Seven Days in Solitary [7/24/2016]

Our Weekly Roundup of News and Views on Solitary Confinement

by | July 24, 2016

• United Nations representatives and human rights experts are calling on governments to implement the Revised Standard Minimum Rules for the Treatment of Prisoners, also know as the Nelson Mandela Rules. “The revised rules have more specific provisions on solitary confinement, defining it as the confinement of prisoners for 22 hours or more a day without meaningful human contact; restricting the scope for application of solitary confinement; and defining prolonged solitary confinement as solitary confinement in excess of 15 days.”

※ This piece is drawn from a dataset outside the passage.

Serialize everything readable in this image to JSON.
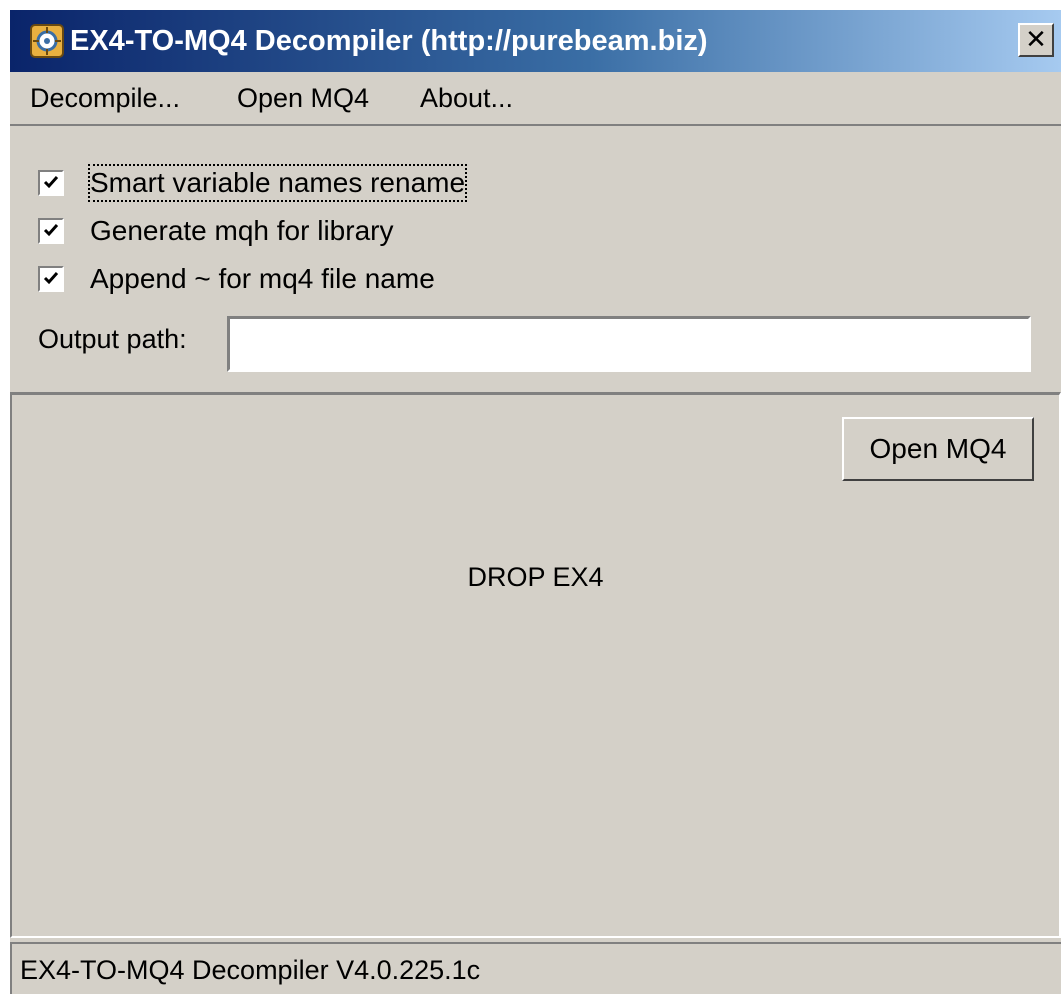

• The Center for American Progress issued a short post about mass incarceration of people with disabilities, including the use of isolation. “Many inmates with disabilities are held in solitary confinement—reportedly, in many cases, for their own protection, due to a lack of appropriate alternative accommodations.”

• A New York teenager has filed a lawsuit against the Auburn County Jail, after being sentenced to 50 days in solitary for throwing items and making spitballs made with wet tissue paper. “Placing him in solitary confinement is inhumane, cruel, shocks the conscience and is disproportionate to his alleged offense,” wrote public interest lawyer Josh Cotter, from Legal Services of Central New York. His client, Jermaine Gotham, is 16.

• Slate published a short film about solitary confinement. “Filmmaker Cali Bondad and reporter Gabrielle Canon spoke to some of the men at supermax Pelican Bay State Prison in Crescent City, California about their experiences in solitary. ‘It’s not to the point where you want to commit suicide,’ says one prisoner, before breaking down into tears and admitting there are times that he wishes he had received the death penalty.”

• The New York Times published an editorial supporting the recently-announced plans to move 16 and 17-year-olds off Rikers Island to a dedicated jail in the Bronx. Many young people have spent long periods of time in isolation on Rikers Island, including Kalief Browder, whose experiences of solitary at the jail – and eventual suicide – brought the issue onto the national stage.